As a member of a small advanced party tasked with clearing a bivouac for the large scale landing party to come, we were acutely aware of the presence of Islamic Extremism in the region, particularly the efforts of international terror groups like Al Qaeda to establish spheres of influence in poverty stricken portions of the continent. From a Global War on Terror perspective, one might call Operation Shared Accord a form of preventative maintenance; where U.S. troops provide services, training, and supplies to local governments in an effort to improve relations and help reduce the influential effect terrorist-borne funding may have on the region’s leadership and populace.
“There is nothing more important than what we’re doing for national defense and national security than this,” said now General Burke W. Whitman at the time of our deployment. “It is a priority for the Department of State, and a major priority of the current secretary of state, the president and their predecessors.”
General Whitman (who was a colonel when I worked for him) slept and worked in a tent only about fifteen feet away from my own during that deployment. A successful businessman that always passed out piles of Whitman’s chocolates around the holidays, Whitman has an undeniable presence – one that he was happy to lend to a number of humanitarian outreach efforts we executed while in Mozambique.
One of those outreach efforts involved helping to rebuild a school in one of Mozambique’s impoverished villages.
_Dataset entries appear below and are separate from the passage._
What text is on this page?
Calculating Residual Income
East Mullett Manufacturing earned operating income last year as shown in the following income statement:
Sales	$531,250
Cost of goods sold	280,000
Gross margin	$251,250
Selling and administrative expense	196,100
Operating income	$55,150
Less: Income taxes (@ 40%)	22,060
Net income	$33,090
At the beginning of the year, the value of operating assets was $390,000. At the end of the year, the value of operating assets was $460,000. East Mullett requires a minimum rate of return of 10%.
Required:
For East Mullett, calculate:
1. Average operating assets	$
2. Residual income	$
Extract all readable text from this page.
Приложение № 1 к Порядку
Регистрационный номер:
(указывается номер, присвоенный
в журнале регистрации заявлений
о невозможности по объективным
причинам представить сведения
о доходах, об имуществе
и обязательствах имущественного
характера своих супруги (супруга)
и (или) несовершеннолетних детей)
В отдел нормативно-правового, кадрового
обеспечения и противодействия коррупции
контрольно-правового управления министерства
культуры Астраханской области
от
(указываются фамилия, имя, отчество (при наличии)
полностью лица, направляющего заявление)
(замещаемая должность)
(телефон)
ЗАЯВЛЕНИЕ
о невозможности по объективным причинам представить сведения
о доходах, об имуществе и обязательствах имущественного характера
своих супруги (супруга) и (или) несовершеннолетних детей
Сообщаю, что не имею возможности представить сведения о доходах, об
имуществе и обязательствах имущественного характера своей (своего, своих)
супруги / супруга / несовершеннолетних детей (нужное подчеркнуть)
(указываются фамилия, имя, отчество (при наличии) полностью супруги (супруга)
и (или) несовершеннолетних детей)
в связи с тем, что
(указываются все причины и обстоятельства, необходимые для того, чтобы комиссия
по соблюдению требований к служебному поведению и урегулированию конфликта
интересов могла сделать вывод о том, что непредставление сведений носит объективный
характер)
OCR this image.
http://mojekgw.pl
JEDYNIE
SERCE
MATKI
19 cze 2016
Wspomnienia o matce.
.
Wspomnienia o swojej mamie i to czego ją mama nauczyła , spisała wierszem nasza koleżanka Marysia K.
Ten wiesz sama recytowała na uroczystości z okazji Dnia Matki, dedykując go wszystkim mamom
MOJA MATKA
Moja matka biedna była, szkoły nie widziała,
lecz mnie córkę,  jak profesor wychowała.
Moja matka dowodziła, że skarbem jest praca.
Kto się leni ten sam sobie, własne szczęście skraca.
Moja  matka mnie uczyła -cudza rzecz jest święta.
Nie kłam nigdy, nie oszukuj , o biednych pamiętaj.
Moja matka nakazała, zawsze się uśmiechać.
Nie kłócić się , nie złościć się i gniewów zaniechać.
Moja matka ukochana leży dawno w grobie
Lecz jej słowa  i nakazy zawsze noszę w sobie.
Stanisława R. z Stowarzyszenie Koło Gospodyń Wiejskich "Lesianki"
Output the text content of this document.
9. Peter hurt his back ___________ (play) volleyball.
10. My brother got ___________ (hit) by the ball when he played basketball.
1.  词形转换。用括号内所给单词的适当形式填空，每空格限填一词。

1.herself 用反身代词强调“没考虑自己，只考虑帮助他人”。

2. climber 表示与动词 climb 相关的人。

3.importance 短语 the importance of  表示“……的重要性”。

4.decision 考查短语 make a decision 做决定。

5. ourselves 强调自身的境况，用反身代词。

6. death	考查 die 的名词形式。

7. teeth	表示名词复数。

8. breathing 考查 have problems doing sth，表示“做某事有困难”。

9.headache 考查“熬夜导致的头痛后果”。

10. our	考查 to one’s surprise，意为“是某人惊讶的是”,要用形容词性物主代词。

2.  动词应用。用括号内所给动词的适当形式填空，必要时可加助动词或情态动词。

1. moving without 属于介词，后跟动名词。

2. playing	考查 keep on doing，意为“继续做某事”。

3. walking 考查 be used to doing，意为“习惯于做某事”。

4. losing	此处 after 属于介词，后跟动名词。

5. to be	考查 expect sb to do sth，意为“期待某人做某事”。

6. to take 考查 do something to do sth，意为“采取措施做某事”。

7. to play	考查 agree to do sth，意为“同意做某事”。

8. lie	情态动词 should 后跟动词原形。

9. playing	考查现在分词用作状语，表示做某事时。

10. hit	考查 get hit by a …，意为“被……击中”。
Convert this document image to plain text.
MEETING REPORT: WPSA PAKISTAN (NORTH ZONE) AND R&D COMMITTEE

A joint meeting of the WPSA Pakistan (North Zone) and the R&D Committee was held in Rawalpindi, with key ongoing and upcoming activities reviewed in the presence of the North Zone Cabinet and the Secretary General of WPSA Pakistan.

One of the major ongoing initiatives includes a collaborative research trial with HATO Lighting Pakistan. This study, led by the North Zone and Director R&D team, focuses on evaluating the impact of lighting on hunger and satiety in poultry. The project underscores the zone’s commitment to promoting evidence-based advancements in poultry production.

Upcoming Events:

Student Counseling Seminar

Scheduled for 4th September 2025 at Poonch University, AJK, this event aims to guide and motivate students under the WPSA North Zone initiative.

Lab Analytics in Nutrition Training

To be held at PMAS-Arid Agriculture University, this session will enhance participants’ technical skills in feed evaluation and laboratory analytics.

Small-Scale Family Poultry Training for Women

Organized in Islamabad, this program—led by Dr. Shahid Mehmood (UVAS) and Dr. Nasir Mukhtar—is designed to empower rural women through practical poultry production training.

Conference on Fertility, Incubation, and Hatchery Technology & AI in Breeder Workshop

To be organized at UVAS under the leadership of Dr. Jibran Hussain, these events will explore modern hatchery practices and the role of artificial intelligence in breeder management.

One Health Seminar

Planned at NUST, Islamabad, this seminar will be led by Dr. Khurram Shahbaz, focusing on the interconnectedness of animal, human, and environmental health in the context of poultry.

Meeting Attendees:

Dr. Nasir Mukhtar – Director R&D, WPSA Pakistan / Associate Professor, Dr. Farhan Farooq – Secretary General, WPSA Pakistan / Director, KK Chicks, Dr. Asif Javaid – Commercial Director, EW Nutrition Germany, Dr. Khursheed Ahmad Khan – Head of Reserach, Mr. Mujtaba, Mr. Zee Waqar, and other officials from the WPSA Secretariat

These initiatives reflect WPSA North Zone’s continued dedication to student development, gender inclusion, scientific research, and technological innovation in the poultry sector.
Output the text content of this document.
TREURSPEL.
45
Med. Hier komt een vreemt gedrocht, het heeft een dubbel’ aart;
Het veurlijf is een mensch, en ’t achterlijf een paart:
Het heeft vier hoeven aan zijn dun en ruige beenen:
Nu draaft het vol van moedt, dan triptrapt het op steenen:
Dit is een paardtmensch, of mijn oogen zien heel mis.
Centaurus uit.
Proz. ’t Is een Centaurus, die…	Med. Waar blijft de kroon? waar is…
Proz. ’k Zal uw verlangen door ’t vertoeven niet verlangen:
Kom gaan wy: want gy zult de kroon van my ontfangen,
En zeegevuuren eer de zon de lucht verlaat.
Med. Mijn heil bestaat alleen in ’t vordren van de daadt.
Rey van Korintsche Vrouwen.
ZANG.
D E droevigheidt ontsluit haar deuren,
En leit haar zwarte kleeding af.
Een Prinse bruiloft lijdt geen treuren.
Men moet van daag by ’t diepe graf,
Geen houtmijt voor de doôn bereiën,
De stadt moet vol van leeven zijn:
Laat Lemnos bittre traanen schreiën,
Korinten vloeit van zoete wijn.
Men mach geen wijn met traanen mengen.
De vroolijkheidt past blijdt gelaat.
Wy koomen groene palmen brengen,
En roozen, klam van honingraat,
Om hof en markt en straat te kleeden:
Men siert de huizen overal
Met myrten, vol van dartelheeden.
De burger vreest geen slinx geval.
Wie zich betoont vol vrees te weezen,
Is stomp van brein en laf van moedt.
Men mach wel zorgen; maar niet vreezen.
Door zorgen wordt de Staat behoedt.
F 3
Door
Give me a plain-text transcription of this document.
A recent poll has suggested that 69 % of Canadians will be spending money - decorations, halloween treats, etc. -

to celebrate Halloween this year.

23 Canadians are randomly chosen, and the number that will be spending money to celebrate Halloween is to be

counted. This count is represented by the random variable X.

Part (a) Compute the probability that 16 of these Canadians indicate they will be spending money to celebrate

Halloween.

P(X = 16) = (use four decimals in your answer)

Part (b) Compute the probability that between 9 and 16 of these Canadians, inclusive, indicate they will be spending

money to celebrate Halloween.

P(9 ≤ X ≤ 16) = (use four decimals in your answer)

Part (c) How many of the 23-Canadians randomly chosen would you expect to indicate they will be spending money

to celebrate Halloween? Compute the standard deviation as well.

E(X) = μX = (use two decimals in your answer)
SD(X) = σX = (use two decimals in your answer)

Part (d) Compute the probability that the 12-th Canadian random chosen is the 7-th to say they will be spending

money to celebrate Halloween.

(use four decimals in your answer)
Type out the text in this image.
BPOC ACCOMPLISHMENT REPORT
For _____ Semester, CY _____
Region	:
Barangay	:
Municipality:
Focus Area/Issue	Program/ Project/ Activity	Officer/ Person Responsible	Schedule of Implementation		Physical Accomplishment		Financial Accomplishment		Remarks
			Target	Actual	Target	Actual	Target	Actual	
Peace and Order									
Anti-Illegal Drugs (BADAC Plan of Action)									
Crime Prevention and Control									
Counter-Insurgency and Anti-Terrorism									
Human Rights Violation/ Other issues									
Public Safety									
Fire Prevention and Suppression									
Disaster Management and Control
Marines rotated responsibilities, devoting their time to training the FADM, conducting necessary security ops, and assisting in efforts like rebuilding that school – offering many of us a chance to see the country from some distinctly different perspectives. In the span of a single day, I watched locals conduct a religious ritual that included sacrificing a goat, met with Leslie Rowe, U.S. Ambassador to Mozambique, and stood a post with a FADM officer that regaled me with stories about his upbringing in the savanna. Such a surreal juxtaposition of wealth and poverty, of belief and mindset, even of what I would consider to be good and bad can’t be found anywhere else on the globe but Africa… At least, as far as I’ve experienced.
When work at the school was completed, the students, teachers, and Marines all got together for an impromptu celebration, which included members of the Marine Corps Band that I believe were in attendance for a ceremony that included the Ambassador the following day. The band began to play, the children began to sing, and I pulled my phone from my pocket to record the video below.
Throughout my entire Marine Corps career and all the twenty-some odd nations I’ve visited, that brief moment in time, with locals and Marines dancing, singing and celebrating together, remains perhaps the most rewarding experience of my entire professional life.
The Marine Corps is about winning wars, without question, but sometimes people forget that the easiest way to win a fight, is to prevent it from happening in the first place. That’s what I believe we were working to do there on that hot, dry afternoon in the Moamba District. We were connecting with the next generation of leaders, of warriors in Mozambique… and I pray that in their time, they remember this awkward Irish Marine from Boston and know they have a friend in the United States.
I hope those kids found their ways to the right causes and the right fights. I hope that, thanks in some small part to our effort, the gap between America and Mozambique closed a bit in their minds.
Because if you ask me, that’s what Marines do. They fight to make the world better, even when they aren’t fighting at all.